Homework 4: (Due Thursday, 11/01)

In this homework, we will implement the algorithm for sequence alignment with gap opening and extension. We will then perform a series of pairwise alignments of various protein sequences, and compare the results obtained by the two techniques we discussed in class: sequence alignment with fixed gap penalties, and sequence alignment with gap opening and extension. To get started:

  1. Download the following proteins from the protein databank
           1) 1MBC        3) 1MYT      5) 1MBA      
           2) 1LHS        4) 1YMC      6) 1LH1
    
    Also, download the file blosum50.txt, which contains the Blosum 50 scoring matrix.

  2. Download the following matlab files from the CS321 website:
    readScoreMatrix.m
    Reads in the blosum 50 scoring matrix file
    pickSequence.m
    Extract the sequence from a PDB file
    sym2pos.m
    Converts amino acid 1-letter codes to integers between 1 and 20
    pos2sym.m
    Converts integers between 1 and 20 to amino acid 1-letter codes

  3. Download alignSequences.m, a matlab function that performs pair-wise sequence alignments. Use it to find all pairwise alignment scores of the above protein sequences, using the Blosum50 scoring matrix and a gap penalty of -10. Generate and print out a 6x6 matrix of pairwise alignment scores.

    Note that the alignSequences() function is somewhat different from the one shown in class. The modifications were introduced to clean up the code and improve performance. Please see the comments inside alignSequences.m for more details.

  4. Download alignGapOpenExt.m. This is the skeleton of a function to perform sequence alignment with gap opening and extension. You will need complete this function yourself; however, do not modify any of the provided code. Refer to the function alignSequences() and the lecture notes on gap opening and extension in order to complete the implementation.

  5. Use your alignGapOpenExt() function to find all pairwise sequence alignment scores, using the Blosum50 matrix, a gap opening score of -10, and a gap extension score of -1. Generate and print out the 6x6 matrix of pairwise alignment scores.
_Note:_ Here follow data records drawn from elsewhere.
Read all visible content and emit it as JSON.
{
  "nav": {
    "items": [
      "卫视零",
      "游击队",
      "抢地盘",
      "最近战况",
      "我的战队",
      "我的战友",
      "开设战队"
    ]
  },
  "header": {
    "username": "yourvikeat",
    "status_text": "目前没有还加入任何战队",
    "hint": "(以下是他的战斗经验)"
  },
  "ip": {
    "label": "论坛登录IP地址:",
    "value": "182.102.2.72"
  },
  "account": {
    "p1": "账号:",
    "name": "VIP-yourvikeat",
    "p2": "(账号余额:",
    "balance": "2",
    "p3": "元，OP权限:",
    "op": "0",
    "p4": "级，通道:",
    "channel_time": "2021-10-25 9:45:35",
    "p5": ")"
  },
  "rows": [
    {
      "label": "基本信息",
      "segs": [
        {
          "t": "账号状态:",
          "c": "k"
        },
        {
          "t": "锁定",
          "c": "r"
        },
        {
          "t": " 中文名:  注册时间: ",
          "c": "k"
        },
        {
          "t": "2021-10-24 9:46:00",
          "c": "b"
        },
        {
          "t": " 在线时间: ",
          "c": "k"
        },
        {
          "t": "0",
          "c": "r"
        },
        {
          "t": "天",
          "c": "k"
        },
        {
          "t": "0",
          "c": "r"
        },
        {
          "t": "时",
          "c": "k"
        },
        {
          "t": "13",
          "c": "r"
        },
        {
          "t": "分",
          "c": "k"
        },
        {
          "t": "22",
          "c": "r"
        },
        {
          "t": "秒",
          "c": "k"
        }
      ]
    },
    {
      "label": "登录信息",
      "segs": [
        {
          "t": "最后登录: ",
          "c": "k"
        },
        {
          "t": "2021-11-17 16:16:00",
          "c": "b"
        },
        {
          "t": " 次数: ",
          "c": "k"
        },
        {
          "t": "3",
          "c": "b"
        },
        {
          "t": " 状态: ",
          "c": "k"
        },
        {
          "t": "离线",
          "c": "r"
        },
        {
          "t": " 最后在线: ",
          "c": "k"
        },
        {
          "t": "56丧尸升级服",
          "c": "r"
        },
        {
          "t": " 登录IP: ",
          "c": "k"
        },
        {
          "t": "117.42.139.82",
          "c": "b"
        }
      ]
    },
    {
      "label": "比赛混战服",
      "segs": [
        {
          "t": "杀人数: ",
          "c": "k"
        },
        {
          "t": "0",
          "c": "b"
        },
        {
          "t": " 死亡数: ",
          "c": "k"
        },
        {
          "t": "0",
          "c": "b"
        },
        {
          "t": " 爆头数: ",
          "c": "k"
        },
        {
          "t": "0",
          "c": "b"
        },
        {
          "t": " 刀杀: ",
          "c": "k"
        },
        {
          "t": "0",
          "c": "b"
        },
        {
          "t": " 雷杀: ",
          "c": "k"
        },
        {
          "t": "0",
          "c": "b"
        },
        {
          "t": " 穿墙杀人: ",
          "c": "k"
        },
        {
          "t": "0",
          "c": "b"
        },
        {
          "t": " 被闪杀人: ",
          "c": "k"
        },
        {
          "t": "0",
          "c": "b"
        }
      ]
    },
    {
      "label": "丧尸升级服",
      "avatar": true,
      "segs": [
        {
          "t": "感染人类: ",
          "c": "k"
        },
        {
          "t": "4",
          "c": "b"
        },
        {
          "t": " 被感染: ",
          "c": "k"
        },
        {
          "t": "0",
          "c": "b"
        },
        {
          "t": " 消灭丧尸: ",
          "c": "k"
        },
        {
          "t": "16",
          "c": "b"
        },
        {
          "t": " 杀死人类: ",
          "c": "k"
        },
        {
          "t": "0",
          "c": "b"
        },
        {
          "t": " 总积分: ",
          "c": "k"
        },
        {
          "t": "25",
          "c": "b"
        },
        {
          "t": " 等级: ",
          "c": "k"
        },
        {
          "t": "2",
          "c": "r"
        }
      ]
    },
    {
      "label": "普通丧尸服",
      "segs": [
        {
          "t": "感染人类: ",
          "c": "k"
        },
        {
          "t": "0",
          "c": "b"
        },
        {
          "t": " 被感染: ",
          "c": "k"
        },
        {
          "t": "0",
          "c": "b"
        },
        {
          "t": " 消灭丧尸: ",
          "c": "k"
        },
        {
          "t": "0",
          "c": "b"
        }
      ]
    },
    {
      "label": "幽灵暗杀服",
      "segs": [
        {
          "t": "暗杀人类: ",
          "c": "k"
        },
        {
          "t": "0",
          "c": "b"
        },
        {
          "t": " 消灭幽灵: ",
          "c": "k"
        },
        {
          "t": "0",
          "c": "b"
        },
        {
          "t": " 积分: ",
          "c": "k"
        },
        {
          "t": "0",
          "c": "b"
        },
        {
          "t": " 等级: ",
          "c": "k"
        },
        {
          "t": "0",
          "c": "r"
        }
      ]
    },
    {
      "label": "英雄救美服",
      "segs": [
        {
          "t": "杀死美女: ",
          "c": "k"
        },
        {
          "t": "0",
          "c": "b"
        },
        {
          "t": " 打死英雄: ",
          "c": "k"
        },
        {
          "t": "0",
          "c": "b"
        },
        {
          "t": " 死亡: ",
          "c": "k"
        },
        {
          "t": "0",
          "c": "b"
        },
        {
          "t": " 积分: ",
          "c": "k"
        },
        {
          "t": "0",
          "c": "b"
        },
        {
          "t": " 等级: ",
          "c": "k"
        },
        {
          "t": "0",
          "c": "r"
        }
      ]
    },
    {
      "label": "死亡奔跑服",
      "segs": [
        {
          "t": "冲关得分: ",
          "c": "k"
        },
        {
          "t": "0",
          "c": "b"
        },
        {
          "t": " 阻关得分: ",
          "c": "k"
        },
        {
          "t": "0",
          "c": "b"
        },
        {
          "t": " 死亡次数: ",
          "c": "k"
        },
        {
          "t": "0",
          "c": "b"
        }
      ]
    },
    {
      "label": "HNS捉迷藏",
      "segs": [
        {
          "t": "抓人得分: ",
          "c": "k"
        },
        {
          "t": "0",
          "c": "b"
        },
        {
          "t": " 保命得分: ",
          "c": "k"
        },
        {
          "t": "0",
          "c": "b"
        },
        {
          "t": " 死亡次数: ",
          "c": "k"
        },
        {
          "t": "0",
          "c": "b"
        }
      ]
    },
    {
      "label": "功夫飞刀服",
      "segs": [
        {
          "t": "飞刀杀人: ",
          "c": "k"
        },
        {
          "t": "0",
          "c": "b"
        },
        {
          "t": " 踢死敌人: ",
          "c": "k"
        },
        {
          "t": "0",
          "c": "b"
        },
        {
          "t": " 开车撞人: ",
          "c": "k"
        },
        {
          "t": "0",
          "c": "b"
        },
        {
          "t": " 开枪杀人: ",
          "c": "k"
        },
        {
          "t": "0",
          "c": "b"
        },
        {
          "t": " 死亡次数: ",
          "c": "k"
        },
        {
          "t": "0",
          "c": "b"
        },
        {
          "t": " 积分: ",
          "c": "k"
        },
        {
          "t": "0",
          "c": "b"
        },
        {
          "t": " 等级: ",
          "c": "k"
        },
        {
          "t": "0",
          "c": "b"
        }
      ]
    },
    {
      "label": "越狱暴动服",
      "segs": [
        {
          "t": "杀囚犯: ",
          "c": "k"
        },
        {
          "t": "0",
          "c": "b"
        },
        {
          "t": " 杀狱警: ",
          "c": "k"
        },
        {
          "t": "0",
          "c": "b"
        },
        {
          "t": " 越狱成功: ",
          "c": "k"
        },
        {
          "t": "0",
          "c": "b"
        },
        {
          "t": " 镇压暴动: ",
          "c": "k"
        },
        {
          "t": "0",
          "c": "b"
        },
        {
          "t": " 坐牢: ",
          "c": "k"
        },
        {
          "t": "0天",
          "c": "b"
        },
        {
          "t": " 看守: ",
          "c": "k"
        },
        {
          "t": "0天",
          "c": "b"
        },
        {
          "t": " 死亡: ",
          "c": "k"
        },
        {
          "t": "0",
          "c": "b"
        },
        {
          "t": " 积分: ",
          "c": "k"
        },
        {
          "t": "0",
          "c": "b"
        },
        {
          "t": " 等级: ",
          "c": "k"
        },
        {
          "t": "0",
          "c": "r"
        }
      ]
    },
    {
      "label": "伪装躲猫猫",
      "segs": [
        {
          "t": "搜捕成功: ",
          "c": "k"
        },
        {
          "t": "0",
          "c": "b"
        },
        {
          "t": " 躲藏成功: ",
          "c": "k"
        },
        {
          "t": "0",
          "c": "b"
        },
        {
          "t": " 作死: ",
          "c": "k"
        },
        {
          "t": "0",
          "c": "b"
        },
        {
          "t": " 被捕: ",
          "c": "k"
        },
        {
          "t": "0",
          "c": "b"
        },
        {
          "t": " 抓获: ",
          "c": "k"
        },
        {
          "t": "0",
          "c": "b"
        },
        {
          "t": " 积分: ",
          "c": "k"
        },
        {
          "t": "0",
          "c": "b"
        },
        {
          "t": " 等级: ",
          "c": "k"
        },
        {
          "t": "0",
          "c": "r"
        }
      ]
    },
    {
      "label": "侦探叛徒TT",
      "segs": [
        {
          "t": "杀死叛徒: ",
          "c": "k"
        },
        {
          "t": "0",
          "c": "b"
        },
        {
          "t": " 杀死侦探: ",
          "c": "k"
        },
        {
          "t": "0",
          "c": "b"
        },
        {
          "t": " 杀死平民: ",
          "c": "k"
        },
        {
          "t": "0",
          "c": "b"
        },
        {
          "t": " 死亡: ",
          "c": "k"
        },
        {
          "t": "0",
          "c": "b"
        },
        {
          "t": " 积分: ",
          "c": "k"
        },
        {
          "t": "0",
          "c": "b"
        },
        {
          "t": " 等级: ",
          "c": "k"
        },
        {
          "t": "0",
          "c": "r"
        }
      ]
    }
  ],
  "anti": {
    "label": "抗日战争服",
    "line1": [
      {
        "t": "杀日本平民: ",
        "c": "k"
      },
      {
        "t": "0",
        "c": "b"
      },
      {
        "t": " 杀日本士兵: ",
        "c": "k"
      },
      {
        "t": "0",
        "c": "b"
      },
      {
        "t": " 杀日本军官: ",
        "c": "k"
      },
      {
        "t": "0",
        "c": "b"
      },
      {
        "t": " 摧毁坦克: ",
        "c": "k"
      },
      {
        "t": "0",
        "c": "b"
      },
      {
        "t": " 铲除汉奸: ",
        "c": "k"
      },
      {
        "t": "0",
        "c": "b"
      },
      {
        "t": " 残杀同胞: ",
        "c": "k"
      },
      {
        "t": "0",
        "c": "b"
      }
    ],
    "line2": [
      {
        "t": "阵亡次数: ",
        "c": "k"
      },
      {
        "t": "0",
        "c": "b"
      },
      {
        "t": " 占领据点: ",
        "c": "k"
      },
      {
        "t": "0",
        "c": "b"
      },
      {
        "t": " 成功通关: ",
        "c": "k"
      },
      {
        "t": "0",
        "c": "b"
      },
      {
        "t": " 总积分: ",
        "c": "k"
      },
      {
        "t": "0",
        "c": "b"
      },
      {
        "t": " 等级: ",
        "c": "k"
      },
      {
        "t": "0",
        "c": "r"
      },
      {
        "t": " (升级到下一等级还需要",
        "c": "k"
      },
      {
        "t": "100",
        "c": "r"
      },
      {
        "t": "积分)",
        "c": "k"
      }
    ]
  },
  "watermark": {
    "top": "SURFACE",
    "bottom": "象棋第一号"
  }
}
How is this matrix different from the one obtained in part 3?

  6. Download pprintAlignment.m. This is function "pretty prints" a pair of aligned sequences, highlighting regions where identical amino acids are aligned against one another. Use this function to print out the two alignments of 1MBC vs. 1YMC, obtained using both alignment techniques. Likewise print out the alignments of 1LHS vs. 1LH1. If your gap opening and extension code works correctly, you will notice that the two alignments of 1MBC vs. 1YMC are very similar, both in aligned sequences and in score. However the two alignments of 1LHS vs. 1LH1 are quite different from one another: the alignment obtained using the gap opening and extension method is considerably longer, scores higher, and contains more gaps. Explain this outcome.
Submit the homework on paper only. Hand in the printout of both alignment score matrices, the code used to generate them, and the code for your alignGapOpenExt() function. For part (6), submit your explanation. You do not need to submit a printout of your sequence alignments, though feel free to do so.